MEREDIT and MAUD are new and were constructed and installed in the years 2007-2009. MEREDIT is equipped with modern multidetector and changeable monochromator systems. MAUD employs ultrahigh resolution multiple reflection monochromator, our recent invention, and opens new area of experiments. MAUD is one of two such instruments in the world optimized for momentum transfers just between the ranges of the classical collimator systems and the ultrahigh resolution Bonse-Hart cameras. SPN-100 and TKSN-400 are continuously modernized.

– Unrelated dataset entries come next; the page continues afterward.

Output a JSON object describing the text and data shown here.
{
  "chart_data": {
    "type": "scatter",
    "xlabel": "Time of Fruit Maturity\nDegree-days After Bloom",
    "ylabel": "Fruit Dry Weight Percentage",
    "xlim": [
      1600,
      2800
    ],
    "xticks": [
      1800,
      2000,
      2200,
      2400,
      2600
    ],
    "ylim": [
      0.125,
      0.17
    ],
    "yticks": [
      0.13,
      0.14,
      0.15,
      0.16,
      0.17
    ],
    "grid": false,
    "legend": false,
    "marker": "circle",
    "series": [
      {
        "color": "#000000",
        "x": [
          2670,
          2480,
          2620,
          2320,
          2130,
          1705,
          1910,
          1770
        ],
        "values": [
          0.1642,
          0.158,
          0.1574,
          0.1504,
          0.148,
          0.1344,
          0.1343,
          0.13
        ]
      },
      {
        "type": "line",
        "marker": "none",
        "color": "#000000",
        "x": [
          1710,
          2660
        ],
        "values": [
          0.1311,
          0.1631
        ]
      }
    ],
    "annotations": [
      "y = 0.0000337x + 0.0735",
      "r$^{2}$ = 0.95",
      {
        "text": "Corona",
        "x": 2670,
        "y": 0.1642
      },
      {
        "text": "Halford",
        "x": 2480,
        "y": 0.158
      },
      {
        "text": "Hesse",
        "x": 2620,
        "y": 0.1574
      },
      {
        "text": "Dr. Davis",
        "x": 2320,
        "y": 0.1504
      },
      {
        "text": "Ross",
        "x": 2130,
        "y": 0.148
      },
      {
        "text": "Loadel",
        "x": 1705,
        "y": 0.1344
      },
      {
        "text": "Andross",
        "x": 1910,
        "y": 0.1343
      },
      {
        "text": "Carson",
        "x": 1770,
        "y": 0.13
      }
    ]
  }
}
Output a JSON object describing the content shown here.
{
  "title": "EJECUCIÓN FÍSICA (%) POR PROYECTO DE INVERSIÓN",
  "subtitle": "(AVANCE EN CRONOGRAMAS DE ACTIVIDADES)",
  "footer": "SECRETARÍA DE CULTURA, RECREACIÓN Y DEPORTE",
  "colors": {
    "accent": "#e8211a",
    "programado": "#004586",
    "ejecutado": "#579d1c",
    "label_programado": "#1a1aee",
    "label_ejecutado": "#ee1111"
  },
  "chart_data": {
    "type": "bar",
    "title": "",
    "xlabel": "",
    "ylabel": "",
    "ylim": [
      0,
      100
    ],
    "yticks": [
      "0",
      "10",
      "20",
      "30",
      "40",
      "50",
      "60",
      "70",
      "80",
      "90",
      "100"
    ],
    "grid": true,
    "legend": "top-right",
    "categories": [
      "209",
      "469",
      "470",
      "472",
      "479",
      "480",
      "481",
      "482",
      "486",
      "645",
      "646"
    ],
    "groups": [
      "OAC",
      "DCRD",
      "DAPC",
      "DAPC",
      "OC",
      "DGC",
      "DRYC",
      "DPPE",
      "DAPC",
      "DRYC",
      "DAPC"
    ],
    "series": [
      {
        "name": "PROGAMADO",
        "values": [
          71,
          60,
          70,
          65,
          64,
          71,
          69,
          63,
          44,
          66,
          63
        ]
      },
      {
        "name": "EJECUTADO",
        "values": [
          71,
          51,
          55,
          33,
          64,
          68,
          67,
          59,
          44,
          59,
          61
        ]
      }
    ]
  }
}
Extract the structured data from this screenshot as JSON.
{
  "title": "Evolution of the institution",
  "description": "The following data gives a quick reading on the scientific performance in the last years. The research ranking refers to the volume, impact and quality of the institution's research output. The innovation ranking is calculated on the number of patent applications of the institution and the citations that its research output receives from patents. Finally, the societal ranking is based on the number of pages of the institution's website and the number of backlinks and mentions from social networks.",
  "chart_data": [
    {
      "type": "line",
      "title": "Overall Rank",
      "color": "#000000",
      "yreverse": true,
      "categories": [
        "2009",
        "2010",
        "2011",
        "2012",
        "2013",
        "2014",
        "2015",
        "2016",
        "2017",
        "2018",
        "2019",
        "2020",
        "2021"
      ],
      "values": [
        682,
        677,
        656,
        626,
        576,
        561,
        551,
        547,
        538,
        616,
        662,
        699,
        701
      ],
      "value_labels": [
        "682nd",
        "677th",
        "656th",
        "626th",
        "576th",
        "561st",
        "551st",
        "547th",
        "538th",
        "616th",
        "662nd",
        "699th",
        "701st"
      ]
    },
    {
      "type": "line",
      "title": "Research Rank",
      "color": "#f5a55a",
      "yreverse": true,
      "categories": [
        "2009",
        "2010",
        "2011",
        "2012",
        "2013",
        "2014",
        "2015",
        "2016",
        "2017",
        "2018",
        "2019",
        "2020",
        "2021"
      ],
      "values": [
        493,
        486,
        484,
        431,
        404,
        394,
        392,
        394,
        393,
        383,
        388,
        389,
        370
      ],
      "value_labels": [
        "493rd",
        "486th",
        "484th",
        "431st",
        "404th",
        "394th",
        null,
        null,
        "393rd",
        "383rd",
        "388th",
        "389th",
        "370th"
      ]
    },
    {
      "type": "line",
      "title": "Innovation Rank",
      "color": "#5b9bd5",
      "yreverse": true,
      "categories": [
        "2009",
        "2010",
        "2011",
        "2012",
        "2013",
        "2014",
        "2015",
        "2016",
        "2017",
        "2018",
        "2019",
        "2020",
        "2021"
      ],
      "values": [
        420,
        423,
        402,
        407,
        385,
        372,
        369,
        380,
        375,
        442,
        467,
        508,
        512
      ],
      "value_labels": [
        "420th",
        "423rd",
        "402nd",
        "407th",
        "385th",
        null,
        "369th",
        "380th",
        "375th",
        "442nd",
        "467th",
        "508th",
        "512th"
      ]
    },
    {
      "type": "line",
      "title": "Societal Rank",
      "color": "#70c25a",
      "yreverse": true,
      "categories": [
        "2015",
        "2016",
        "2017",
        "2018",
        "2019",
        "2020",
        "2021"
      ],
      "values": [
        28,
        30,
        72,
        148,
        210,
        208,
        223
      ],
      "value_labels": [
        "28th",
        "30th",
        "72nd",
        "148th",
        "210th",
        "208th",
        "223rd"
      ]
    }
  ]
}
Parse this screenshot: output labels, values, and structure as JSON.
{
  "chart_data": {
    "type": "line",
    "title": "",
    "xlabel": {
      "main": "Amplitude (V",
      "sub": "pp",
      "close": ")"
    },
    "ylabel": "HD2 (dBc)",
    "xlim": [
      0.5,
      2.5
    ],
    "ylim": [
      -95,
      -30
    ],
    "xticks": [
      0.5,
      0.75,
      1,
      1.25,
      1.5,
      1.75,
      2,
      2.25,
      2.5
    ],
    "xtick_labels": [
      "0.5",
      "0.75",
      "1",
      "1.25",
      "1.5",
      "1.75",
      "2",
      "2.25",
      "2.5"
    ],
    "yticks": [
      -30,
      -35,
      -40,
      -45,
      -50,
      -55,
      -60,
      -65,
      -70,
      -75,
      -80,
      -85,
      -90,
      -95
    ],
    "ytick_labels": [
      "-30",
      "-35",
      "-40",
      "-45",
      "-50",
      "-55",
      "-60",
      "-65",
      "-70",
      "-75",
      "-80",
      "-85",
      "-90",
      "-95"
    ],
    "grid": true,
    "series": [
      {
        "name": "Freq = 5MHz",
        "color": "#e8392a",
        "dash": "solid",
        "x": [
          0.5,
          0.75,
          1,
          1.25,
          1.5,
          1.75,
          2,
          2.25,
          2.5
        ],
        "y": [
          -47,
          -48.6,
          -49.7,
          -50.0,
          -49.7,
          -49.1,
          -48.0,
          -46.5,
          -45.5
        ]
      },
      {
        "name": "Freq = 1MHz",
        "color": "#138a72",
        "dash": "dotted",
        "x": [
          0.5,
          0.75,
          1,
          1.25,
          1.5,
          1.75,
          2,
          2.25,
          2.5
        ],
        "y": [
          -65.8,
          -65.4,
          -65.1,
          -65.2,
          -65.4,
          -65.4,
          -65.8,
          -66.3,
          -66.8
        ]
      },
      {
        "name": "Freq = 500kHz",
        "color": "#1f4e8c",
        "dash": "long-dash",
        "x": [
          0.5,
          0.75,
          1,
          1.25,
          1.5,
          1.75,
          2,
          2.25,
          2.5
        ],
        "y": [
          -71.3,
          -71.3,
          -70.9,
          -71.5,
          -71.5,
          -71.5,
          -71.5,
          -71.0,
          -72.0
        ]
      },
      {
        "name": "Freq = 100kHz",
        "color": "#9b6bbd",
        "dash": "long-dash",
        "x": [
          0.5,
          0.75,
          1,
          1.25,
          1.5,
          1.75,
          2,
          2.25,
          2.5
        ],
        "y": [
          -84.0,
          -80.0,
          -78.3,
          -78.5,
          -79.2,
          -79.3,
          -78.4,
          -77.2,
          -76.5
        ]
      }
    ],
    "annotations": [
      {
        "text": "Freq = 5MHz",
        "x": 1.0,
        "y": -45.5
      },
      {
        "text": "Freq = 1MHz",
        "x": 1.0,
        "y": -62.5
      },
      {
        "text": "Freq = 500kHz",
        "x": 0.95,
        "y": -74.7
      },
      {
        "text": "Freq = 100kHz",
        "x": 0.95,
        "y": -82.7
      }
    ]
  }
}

MILEA accelerator spectrometer

For the accelerator mass spectrometry (AMS), the NPI was equipped with the MILEA accelerator spectrometer from the Swiss company IonPlus in 2022 within the RAMSES project. It is a compact instrument with an operating voltage of up to 300 kV.
Accelerator mass spectrometry (AMS) is the most sensitive method for determining ultra-trace levels of isotopes; its detection limits are up to six orders of magnitude lower than the conventional radiometric method using conversion detection.
The MILEA facility enables research using the carbon isotope 14C, actinide and cosmogenic radionuclide research. The determination of the above radionuclides allows a number of applications, including archaeology and environmental sciences.
The MILEA facility is the core of the AMS Laboratory (LAMS) and the Czech Radiocarbon Laboratory (international code CRL).

Other important equipment

  • Radiochemical laboratories for activation analyses have been reconstructed recently.
  • Radiopharmaceutical laboratories have been constructed during last 15 years.
  • Microtron BMT 25 – electron accelerator with energy from 6 to 24 MeV and current up to 25 mA used mainly for photon activation analysis has been modernized.
  • ESA12 – high resolution electrostatic spectrometer for 0÷8 keV electrons, suits well for the basic tests of electron sources developed for the KATRIN project, but should be recovered in reasonable pace.
  • SEIKO PRECISION HSP-1000 Digital Imaging Microscope purchased in 2009, used for analysis of nuclear track detectors,  at present unique in Europe.
  • Two low background liquid scintillation spectrometers Quantulus 1220 acquired in 2001 and 2009 serve for 14C activity measurement in environmental samples and radiocarbon dating.